Gynecologist Paul Tan told Singaporean journalist Mavis Toh that the school placement policy made the difference. “That was when people stopped reproducing,” he said. Tan recalled that sterilization rates “went sky-high,” with doctors at his hospital performing up to nine procedures a day.
In INDIA, a similar slogan, "Us two, our two" (Hum do, hamare in Hindi), reminds families that for each couple, the government believes there should be only two children. Couples who have more than two children are ineligible to run for local public office, and those who work for the government are denied employee housing if they have more than two children. The nation’s birth rate has fallen from 5.7 per family in 1966 to 2.7 per family – roughly replacement rate in a developing nation like India – as of 2009. Birth rates in many states within the country have actually fallen below replacement levels.

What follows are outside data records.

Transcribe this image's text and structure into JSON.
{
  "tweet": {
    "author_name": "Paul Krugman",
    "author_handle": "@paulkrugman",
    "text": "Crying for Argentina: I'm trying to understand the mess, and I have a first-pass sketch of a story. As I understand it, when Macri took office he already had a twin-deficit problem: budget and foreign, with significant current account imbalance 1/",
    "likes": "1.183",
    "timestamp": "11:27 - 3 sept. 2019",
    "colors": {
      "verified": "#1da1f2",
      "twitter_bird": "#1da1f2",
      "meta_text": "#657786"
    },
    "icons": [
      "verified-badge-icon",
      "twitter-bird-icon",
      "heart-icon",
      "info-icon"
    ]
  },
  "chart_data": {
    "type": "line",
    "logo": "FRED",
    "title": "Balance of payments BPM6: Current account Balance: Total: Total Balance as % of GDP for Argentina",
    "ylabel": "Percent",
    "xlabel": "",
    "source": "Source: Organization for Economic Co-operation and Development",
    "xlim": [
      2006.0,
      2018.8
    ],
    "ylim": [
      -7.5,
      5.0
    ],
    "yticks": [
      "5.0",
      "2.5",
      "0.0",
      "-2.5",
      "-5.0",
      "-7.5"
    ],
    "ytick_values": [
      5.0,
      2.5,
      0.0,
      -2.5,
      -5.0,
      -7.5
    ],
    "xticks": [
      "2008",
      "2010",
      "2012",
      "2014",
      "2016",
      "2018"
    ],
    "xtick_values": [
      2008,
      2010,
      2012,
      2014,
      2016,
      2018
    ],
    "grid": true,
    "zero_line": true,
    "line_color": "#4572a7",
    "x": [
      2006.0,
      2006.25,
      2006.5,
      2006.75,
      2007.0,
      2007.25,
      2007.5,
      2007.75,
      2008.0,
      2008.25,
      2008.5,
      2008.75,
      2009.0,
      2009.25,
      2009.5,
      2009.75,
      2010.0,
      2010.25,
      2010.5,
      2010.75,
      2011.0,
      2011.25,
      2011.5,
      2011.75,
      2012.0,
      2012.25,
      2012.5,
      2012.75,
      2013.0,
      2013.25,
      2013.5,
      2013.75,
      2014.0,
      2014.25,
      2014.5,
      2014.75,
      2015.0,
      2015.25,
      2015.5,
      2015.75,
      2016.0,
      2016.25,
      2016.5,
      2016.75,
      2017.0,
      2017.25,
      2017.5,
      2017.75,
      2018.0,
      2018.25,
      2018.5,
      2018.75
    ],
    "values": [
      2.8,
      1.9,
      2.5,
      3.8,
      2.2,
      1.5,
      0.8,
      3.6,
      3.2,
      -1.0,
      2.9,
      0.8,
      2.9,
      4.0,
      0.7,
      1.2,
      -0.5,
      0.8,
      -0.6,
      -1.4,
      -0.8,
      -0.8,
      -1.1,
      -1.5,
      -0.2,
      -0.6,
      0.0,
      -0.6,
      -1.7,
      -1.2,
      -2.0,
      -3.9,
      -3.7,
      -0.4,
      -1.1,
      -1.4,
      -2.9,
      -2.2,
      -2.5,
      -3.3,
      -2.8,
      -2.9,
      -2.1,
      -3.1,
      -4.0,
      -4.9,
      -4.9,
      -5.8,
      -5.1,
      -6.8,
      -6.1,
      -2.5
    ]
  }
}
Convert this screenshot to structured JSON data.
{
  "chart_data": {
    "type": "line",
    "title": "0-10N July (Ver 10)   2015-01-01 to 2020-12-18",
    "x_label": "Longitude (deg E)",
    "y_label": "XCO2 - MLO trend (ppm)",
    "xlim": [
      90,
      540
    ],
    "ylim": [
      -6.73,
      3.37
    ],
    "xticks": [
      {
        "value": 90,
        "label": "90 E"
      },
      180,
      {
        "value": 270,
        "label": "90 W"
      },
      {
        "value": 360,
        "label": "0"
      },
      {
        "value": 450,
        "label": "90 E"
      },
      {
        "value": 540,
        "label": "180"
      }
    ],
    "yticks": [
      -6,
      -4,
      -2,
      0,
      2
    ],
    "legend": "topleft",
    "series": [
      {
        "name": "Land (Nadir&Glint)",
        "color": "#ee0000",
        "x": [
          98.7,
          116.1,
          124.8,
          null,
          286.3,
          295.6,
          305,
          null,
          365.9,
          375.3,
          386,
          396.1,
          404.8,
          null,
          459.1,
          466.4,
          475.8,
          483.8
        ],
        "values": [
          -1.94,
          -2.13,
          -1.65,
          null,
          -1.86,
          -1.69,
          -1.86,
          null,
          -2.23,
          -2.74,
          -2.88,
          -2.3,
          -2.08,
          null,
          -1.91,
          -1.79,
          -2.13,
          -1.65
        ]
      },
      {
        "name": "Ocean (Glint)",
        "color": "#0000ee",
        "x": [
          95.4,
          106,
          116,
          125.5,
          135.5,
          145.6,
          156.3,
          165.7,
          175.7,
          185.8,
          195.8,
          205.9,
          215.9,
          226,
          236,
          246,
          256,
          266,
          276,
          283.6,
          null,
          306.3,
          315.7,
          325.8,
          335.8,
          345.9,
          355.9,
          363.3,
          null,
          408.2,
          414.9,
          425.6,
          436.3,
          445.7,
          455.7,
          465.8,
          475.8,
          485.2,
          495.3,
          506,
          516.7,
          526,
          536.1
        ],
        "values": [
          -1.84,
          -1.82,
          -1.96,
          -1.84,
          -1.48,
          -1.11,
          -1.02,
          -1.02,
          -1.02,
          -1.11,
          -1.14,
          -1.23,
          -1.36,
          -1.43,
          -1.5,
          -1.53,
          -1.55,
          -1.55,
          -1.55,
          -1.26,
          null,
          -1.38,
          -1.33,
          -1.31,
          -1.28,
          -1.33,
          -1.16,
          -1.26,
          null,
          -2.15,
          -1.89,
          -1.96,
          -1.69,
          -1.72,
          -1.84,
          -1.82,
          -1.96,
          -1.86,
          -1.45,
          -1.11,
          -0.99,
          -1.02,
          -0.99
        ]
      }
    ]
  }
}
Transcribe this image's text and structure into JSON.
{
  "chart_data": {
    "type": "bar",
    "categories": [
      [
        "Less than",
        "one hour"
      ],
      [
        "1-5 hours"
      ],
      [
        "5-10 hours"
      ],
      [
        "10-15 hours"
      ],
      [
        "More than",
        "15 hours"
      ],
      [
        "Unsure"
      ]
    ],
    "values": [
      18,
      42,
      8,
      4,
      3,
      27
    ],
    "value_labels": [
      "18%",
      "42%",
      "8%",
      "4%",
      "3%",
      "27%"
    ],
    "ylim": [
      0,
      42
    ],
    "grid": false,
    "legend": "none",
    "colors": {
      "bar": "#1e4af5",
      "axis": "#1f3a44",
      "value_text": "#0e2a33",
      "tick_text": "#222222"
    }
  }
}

In 2010, India came under fire for its policy of providing financial incentives for sterilization operations in an effort to meet the “Millennium Development Goals” set for them by the United Nations, which demands that India reduce its birth rate to 2 children per mother by 2015. Presently, a full 37% of India’s female population has undergone sterilization, and 1% of the male population has undergone vasectomies. Critics warn that the procedures are often done in unsanitary conditions, with many women dying during the operation, and that women who are sterilized early in life are at increased risk for gynecological health problems.
In November 2014, it was reported that as part of a mass, government-run sterilization program, eight Indian women had died and 20 others were in critical condition after undergoing surgeries to help slow the country’s population growth.
The Blaze online news service reported the below suggesting that coercion was used in persuading poverty stricken women to undergo sterilisations.
While India’s central government stopped setting targets for sterilizing women in the 1990s, activists such as Brinda Karat of the All India Democratic Women’s Association say state governments still set sterilization quotas that lead health authorities to pressure patients into surgery rather than advising them on other forms of contraception.
Jagmati Sangwan, general secretary of the organization, wrote on the group’s Facebook page that it would be staging a protest over the “deep shock and outrage” felt over the “family planning camp’s” issues.
“These women have become victims because of the target-based approach to population control,” Karat told reporters Tuesday, while demanding that the state’s health minister resign.
Read more here from the Guardian and from the Blaze
It was reported in late 2014, by LifeSiteNews, that Kenya’s Catholic bishops are charging two United Nations organizations with sterilizing millions of girls and women under cover of an anti-tetanus inoculation program sponsored by the Kenyan government.
According to a statement released Tuesday by the Kenya Catholic Doctors Association, the organization has found an antigen that causes miscarriages in a vaccine being administered to 2.3 million girls and women by the World Health Organization and UNICEF.
“We sent six samples from around Kenya to laboratories in South Africa. They tested positive for the HCG antigen,” Dr. Muhame Ngare of the Mercy Medical Centre in Nairobi told LifeSiteNews. “They were all laced with HCG.”